Data Quality Monitoring
Ongoing monitoring of data quality by comparing incoming data against baseline or expected patterns. Run evaluations periodically and track scores over time to catch regressions.
from stickler import StructuredModel, ComparableField
from stickler.comparators import ExactComparator, NumericComparator, LevenshteinComparator
class CustomerRecord(StructuredModel):
customer_id: str = ComparableField(
comparator=ExactComparator(), weight=3.0, threshold=1.0
)
full_name: str = ComparableField(
comparator=LevenshteinComparator(), weight=1.5, threshold=0.85
)
account_balance: float = ComparableField(
comparator=NumericComparator(tolerance=0.01), weight=2.0
)
status: str = ComparableField(
comparator=ExactComparator(), weight=2.0, threshold=1.0
)
Combine with BulkStructuredModelEvaluator and save_metrics() to produce evaluation reports. Compare metrics across runs to detect data quality drift. See Bulk Evaluation for batch processing patterns.

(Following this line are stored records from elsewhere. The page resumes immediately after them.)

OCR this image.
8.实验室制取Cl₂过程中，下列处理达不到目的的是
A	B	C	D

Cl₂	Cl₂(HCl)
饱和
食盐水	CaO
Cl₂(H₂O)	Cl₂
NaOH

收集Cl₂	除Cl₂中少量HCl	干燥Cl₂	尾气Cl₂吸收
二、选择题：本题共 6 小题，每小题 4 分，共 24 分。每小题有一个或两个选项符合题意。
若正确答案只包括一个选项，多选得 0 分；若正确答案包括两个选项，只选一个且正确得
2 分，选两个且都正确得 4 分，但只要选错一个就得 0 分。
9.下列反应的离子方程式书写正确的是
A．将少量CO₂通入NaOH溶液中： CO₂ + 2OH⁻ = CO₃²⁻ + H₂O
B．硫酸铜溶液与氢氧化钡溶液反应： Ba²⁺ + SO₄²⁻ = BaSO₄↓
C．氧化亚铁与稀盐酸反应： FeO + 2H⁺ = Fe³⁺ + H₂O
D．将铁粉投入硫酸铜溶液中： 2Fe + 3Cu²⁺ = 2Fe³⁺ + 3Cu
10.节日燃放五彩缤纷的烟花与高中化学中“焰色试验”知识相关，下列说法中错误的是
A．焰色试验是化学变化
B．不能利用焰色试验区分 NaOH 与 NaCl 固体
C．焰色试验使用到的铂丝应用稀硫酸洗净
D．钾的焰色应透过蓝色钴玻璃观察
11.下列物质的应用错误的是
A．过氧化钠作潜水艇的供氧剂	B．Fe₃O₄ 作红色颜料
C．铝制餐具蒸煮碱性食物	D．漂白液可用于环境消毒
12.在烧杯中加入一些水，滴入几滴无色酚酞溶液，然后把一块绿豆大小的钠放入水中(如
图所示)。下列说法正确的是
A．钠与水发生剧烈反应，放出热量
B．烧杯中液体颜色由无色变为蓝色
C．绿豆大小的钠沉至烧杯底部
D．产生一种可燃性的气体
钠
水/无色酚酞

Choosing the Right Pattern
| Use Case | Primary Comparators | Key Consideration |
|---|---|---|
| Document Extraction | Exact, Numeric, Levenshtein, Fuzzy | Weight fields by business impact |
| OCR Evaluation | Levenshtein | Character-level accuracy matters |
| Entity Extraction | Exact, Levenshtein | Entity type must be exact; names can be lenient |
| ML Model Evaluation | Exact, Numeric | Use confusion matrix for classification metrics |
| ETL Validation | Exact, Numeric | Tight tolerances for deterministic pipelines |
| Data Quality Monitoring | Exact, Numeric, Levenshtein | Track scores over time to detect drift |
For all use cases, BulkStructuredModelEvaluator is the recommended way to evaluate a test set. Define your StructuredModel, choose comparators based on field semantics, set thresholds and weights based on business impact, and use BulkStructuredModelEvaluator for production evaluation. See Bulk Evaluation for the full guide and Best Practices for guidance on threshold tuning and weight assignment.